No. Not usually. It seems to me that the left uses a constant attack strategy against the right, picking at lots of little things. The strategy on the right is to usually let the little stuff go buy and pick one or two major things (or things that can be made to seem major) and work those over real good.

I’m not sure which is the better strategy.

Not accepted by anyone to be a black phrase. As someone mentioned upthread, Laura Schlessinger (Dr. Laura) says “My kids’ mom” multiple times a day on her program. And although perhaps a little too anecdotal, I hear people, usually women, who are married and not black, speak in this way from time to time.

Not entirely correct, as the term has, unfortunately, crept into non-black, non-urban vernacular, but I’ll give you this one.

Based on similarity alone, and given your stated personal experience, yes, this would be a reasonable assumption.

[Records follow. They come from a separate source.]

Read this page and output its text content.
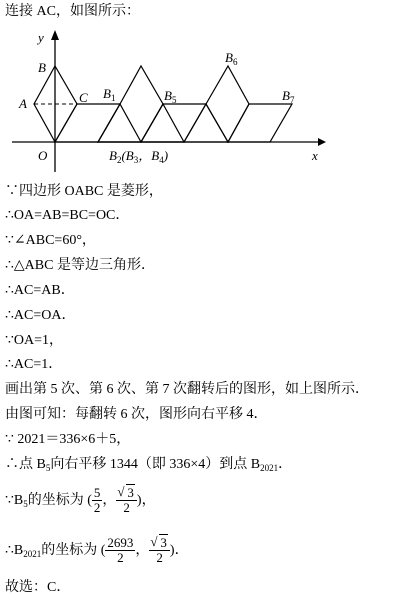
连接 AC，如图所示：
y
x
B
A	C
O
$B_1$	$B_5$
$B_6$
$B_7$
$B_2(B_3$，$B_4$)
∵四边形 OABC 是菱形，
∴OA=AB=BC=OC．
∵∠ABC=60°，
∴△ABC 是等边三角形．
∴AC=AB．
∴AC=OA．
∵OA=1，
∴AC=1．
画出第 5 次、第 6 次、第 7 次翻转后的图形，如上图所示．
由图可知：每翻转 6 次，图形向右平移 4．
∵ 2021＝336×6＋5，
∴点 $B_5$向右平移 1344（即 336×4）到点 $B_{2021}$．
$\because B_5$的坐标为 ( $\frac{5}{2}$ ， √ $\frac{3}{2}$ )，
$\therefore B_{2021}$的坐标为 ( $\frac{2693}{2}$ ， √ $\frac{3}{2}$ )．
故选：C．
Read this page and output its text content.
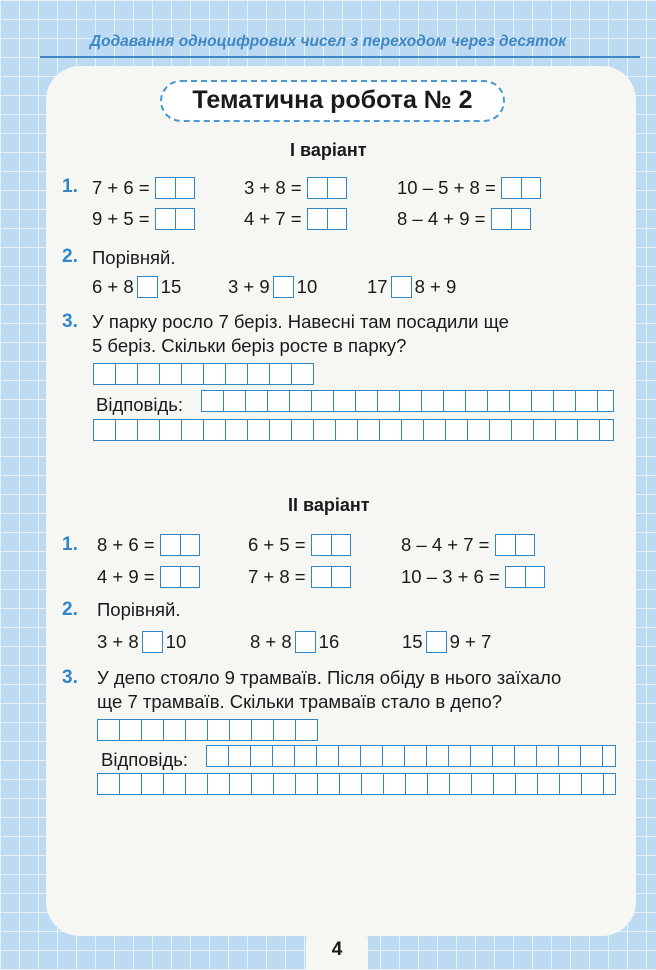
Додавання одноцифрових чисел з переходом через десяток
Тематична робота № 2
І варіант
1. 7 + 6 =	3 + 8 =	10 – 5 + 8 =
9 + 5 =	4 + 7 =	8 – 4 + 9 =
2. Порівняй.
6 + 8 15	3 + 9 10	17 8 + 9
3. У парку росло 7 беріз. Навесні там посадили ще
5 беріз. Скільки беріз росте в парку?
Відповідь:
ІІ варіант
1. 8 + 6 =	6 + 5 =	8 – 4 + 7 =
4 + 9 =	7 + 8 =	10 – 3 + 6 =
2. Порівняй.
3 + 8 10	8 + 8 16	15 9 + 7
3. У депо стояло 9 трамваїв. Після обіду в нього заїхало
ще 7 трамваїв. Скільки трамваїв стало в депо?
Відповідь:
4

Then one would be making an assertion (or presumption) of equivalence in the two terms that doesn’t exist. Grammar has nothing to do with it.

Hell, the first term I really heard the terms used was in “Hit That” by The Offspring. I don’t know if the phrase has crept into the gossip magazines, as I look at those as little as possible.

bint’s skint blintz was dint by a mint flint tint.

I’ll be over here in the corner, playing with words…

And now back to the thread.

  1. Is there any evidence whatsoever that the producer who elected to use that chyron was even aware of Michelle Obama’s introduction of her husband as her babies’ daddy before she used that offensive phrase?

  2. Is there any transcript anywhere that puts Michelle Obama’s introduction of Barack as her babies’ daddy into context? For instance, perhaps she’d just been regaling the audience with stories about their children, then segued into “. . . and speaking of our little girls, I’d like to introduce my babies’ daddy, Barack Obama!!!”

Not that I could find, but then again, I’ve been accused of having weak Google-fu.

I haven’t looked for actual transcripts, but, yep, that’s pretty much how I remember it. It seemed an expression of pride and not strange at all…and the audience ate it up.